Em relação ao direito canônico, um sistema totalmente diferente do nosso e que deve ser analisado dentro de sua lógica própria, o direito à vida é absoluto. Por isto, há regra que permite a excomunhão latae sententia, ou seja, automática. Com efeito, se há num dado sistema somente um único princípio absoluto, este se sobrepõe a todos os outros. A lógica interna do sistema é correta e coerente, pois há previsão legal para a pena.

Comparações devem respeitar a organização e a estrutura do respectivo ordenamento jurídico estudado. Além disto, se o nosso sistema fosse perfeito, somente pela existência do devido processo legal, não ocorreriam tantas injustiças que frequentemente observamos pela mídia.

Finalmente, no site do Vaticano, não há o Código Canônico em português. Porém, nele estão o Catecismo e o Compêndio, que são os textos básicos da doutrina católica. Um exame permite àqueles interessados e que desejem efetivamente conhecer a religião tomarem contato com ela com bastante segurança.

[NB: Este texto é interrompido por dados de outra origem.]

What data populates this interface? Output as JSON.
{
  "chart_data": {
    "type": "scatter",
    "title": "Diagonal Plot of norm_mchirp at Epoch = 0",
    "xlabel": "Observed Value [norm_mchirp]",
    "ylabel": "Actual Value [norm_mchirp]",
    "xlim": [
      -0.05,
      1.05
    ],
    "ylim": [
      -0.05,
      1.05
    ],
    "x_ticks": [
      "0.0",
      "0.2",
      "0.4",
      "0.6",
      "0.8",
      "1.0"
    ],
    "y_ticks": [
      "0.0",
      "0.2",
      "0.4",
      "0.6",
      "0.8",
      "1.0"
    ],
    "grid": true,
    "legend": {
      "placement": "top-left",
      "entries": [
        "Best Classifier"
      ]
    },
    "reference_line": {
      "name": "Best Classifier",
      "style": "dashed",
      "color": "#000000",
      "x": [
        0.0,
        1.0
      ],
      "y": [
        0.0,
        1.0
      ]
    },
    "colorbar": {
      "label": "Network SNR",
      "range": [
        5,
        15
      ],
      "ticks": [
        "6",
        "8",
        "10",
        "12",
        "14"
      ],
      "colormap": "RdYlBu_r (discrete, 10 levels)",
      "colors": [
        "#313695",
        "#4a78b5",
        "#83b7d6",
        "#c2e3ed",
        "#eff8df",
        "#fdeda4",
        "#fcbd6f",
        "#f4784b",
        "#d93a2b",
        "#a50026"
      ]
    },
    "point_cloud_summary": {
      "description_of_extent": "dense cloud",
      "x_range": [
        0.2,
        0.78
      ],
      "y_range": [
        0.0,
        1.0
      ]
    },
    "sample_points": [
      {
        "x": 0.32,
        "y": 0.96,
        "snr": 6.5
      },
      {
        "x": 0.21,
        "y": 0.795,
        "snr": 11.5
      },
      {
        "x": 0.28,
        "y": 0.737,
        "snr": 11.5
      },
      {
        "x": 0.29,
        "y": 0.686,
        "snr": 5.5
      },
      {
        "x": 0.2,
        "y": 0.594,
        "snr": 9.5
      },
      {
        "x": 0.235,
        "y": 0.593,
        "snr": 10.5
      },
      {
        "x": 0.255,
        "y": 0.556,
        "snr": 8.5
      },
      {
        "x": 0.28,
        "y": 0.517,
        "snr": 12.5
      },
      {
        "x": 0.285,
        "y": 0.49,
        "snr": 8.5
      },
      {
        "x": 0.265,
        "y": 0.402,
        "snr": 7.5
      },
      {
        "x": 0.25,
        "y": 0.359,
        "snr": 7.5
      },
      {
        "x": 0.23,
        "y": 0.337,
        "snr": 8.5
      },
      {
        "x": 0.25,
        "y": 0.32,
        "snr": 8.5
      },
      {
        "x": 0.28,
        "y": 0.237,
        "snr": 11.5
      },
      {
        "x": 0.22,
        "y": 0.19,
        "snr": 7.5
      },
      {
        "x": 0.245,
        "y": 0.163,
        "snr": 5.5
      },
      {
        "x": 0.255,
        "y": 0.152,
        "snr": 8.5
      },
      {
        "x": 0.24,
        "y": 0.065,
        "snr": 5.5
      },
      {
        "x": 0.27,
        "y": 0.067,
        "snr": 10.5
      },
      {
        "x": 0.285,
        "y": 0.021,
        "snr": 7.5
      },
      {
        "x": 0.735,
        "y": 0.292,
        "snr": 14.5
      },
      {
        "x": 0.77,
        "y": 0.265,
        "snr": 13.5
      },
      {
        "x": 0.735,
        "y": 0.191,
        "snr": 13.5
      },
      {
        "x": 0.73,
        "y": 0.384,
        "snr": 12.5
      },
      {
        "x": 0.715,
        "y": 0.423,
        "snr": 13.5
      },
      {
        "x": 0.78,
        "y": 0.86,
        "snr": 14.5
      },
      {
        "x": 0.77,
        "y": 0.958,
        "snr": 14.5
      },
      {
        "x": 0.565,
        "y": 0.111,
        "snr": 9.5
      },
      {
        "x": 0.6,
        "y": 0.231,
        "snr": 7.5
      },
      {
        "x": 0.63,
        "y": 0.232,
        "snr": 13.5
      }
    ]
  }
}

Mesmo tendo que ler o Código Canônico em espanhol, não me senti na Idade Média ou no ambiente da Inquisição. Até porque o espanhol é língua rica também. Enxergar o espanhol como a língua de Torquemada é deixar de lado seu real valor, esquecendo-se de que ela é a língua de Cervantes, como o alemão não é a língua de Hitler, mas a de Goethe; como o italiano não é a língua de Mussolini, mas a de Dante, como o latim não é a língua de Nero, mas a de Cícero, como o português (brasileiro) não é a língua dos que mal nela se expressam – mascarando sob populismo propósitos de dominação – mas a língua em que se expressou Machado.

A língua é o universo de um povo, exprimindo sua cosmovisão; ela representa o modo como foi dada unidade a um conjunto de pessoas, por fazer comum a totalidade de sua existência. E nela, por ela e com ela é que podemos aprimorar nossos institutos jurídicos.